Space. I see that interior decorators are all the rage now. The cynic in me sees that all of these homes that have been “staged” look pretty much the same. What is advertised as a reflection of the unique personality of the owner often looks more like a Home Sense showroom. If I close my eyes I can describe to you the interior of one of these homes, the “personal touches” more universal than the owner or the decorator is willing to admit. It’s amazing to me that we flatter ourselves with our unique tastes when in reality the design is as common to a Boston suburb as it is to an Edmonton suburb as it is to an Atlanta suburb.

And yet every once and a while there is a space that is designed in a truly unique way that leaves a lasting impression. Two examples come to mind. At a church where I preached on their anniversary a few years ago I was given an extensive tour. The church had recently raised a lot of money to renovate its space. It was an old church that wanted to bring a new look to its space. I loved the openness of the space, all of the sun light, the bright colours, the mood lifted as soon as I walked into the building. But one thing caught my eye that seemed “different”. Someone had done her/his homework, in each room, on the wall was an item of historical significance to the church. For instance one room included a very old framed wording the United Church Women’s purpose. The hanging had been restored and my eyes were drawn to the missional message that remind any visitor of what these women had stood for all these years. I thought it was genius to include in a newly renovated space.

And it was like that in every room in this church, a clean, open and attractive space with all of the features of modern accessibility and functionality but with at least one large historical piece to remind you of the church’s identity and focus. I thought it a most appropriate way to invest the space with a new look and iconic images that would both give the visitor a sense of hope and possibility and a sense of continuity and purpose.

The other space where I was moved to consider something new and something of mission was the Detroit airport.
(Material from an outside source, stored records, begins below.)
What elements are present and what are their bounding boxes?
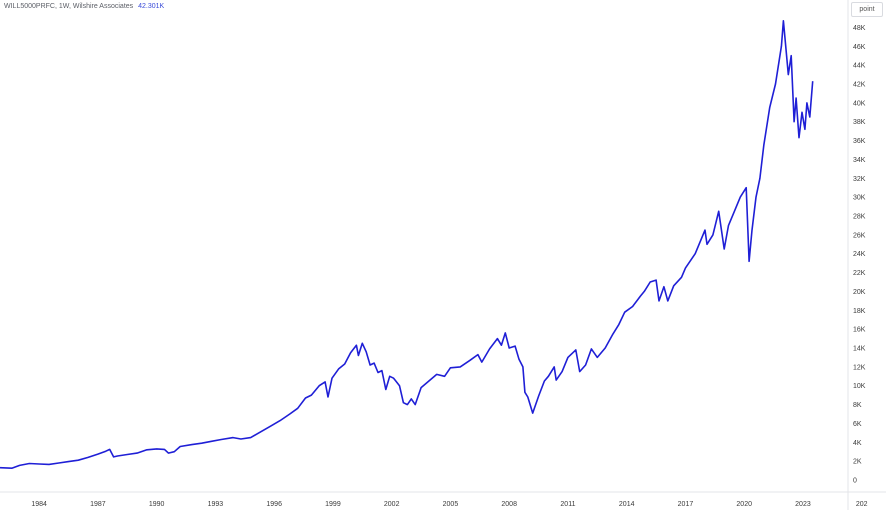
y-tick-label: 22K: [853, 270, 866, 277]
last-value: 42.301K: [138, 3, 165, 10]
y-tick-label: 38K: [853, 119, 866, 126]
series-line: [0, 20, 814, 469]
y-tick-label: 36K: [853, 138, 866, 145]
y-tick-label: 0: [853, 478, 857, 485]
y-tick-label: 18K: [853, 308, 866, 315]
y-tick-label: 16K: [853, 327, 866, 334]
y-tick-label: 48K: [853, 25, 866, 32]
x-tick-label: 2008: [501, 501, 517, 508]
x-tick-label: 2023: [795, 501, 811, 508]
unit-button[interactable]: point: [851, 2, 883, 17]
y-tick-label: 42K: [853, 82, 866, 89]
y-tick-label: 6K: [853, 421, 862, 428]
y-tick-label: 4K: [853, 440, 862, 447]
x-tick-label: 2005: [443, 501, 459, 508]
y-tick-label: 44K: [853, 63, 866, 70]
y-tick-label: 10K: [853, 383, 866, 390]
symbol-text: WILL5000PRFC, 1W, Wilshire Associates: [4, 3, 134, 10]
y-tick-label: 28K: [853, 214, 866, 221]
y-tick-label: 34K: [853, 157, 866, 164]
x-tick-label: 2011: [560, 501, 575, 508]
y-tick-label: 8K: [853, 402, 862, 409]
x-tick-label: 1990: [149, 501, 165, 508]
x-tick-label: 2014: [619, 501, 635, 508]
y-tick-label: 20K: [853, 289, 866, 296]
y-tick-label: 30K: [853, 195, 866, 202]
x-tick-label: 1996: [266, 501, 282, 508]
y-tick-label: 26K: [853, 232, 866, 239]
y-tick-label: 32K: [853, 176, 866, 183]
y-tick-label: 46K: [853, 44, 866, 51]
x-tick-label: 1993: [208, 501, 224, 508]
x-tick-label: 2017: [678, 501, 694, 508]
x-tick-label: 1987: [90, 501, 106, 508]
y-tick-label: 24K: [853, 251, 866, 258]
y-tick-label: 2K: [853, 459, 862, 466]
x-tick-label: 2002: [384, 501, 400, 508]
chart-header: WILL5000PRFC, 1W, Wilshire Associates 42…: [4, 3, 164, 10]
x-tick-label: 2020: [736, 501, 752, 508]
y-tick-label: 12K: [853, 364, 866, 371]
x-tick-label: 1999: [325, 501, 341, 508]
x-tick-label: 202: [856, 501, 868, 508]
x-tick-label: 1984: [31, 501, 47, 508]
y-tick-label: 40K: [853, 100, 866, 107]
y-tick-label: 14K: [853, 346, 866, 353]
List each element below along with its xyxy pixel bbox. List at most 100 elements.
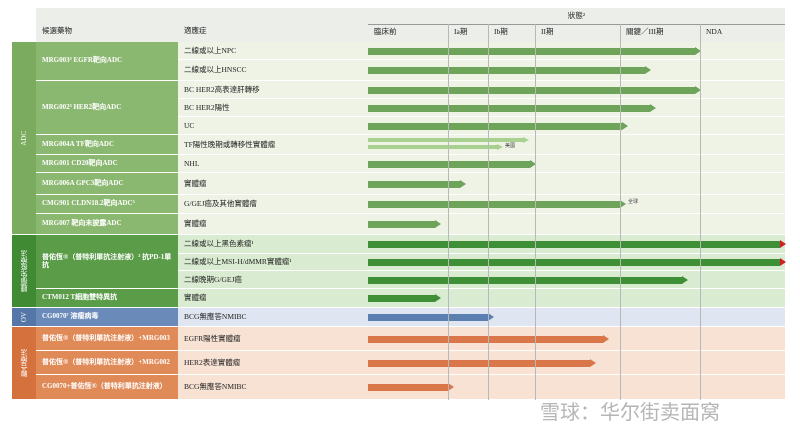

On a trip to Washington we were rerouted to Detroit. I had to get off the plane, change terminals, and board another plane for DC. I was in a rush and had no idea what I was in for as I walked along the passage way between the terminals. All of a sudden there were mood lights, colours dancing on the walls and ceiling, melodic music transporting me to consider how I was being inspired.

Everything about the experience was new and strange and somehow exotic. But then it came to me that this was the motor city, the place where Motown got its start and a city that had gone through a long and difficult fallow period was retaining and reminding others of its spirit of innovation. How clever!

Space is more than a vessel to store our things or to mimic a showroom or a reality TV series. At its best space opens us to the new and reminds us of the sacred past, pointing us to a mission and inspiring us to get there in a new way.